En este contexto, Cipollone volvió a plantear la necesidad del euro digital (CBDC). En su opinión, no se trata solo de una innovación tecnológica, sino de una herramienta estratégica para preservar el papel del dinero público en la era digital. El euro digital está diseñado para mantener a los bancos en el centro del ecosistema de pagos y, al mismo tiempo, proporcionar a la Unión Europea su propia infraestructura de pagos independiente. El argumento es contundente: actualmente, dos tercios de todas las transacciones con tarjeta en la UE pasan por sistemas no europeos, y esta proporción sigue creciendo de manera constante. En 13 de los 21 países de la eurozona no existe ningún esquema nacional de tarjetas, y más de la mitad de los estados carecen de soluciones propias para el comercio electrónico.
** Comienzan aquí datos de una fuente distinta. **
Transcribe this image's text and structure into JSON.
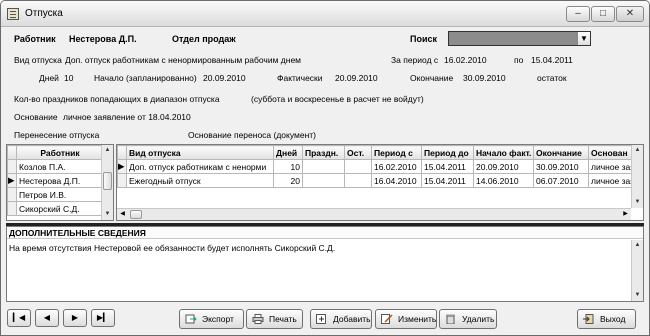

El BCE, sin embargo, asegura que los riesgos para la estabilidad financiera derivados del lanzamiento del euro digital son mínimos. El modelo con límites estrictos de almacenamiento y una rentabilidad de interés cero está diseñado para no representar una amenaza para la liquidez bancaria. Recordemos que la semana pasada el regulador ya anunció la selección de 36 bancos y empresas de pago para participar en el proyecto piloto. La fase operativa comenzará en la segunda mitad de 2027 y durará 12 meses.
Análisis de Cryptalist
Las preocupaciones del BCE son totalmente justificadas, pero yo señalaría que el problema es más profundo. Las stablecoins son solo un síntoma de un proceso más amplio: la pérdida de confianza en el sistema bancario tradicional como único depósito seguro de valor. El euro digital, con todas sus limitaciones, ciertamente podría convertirse en un puente, pero solo si ofrece al usuario ventajas reales: velocidad, comodidad y, quizás, un anonimato parcial. Sin esto, la lucha contra la fuga de depósitos corre el riesgo de convertirse en una carrera interminable tras un tren que se aleja.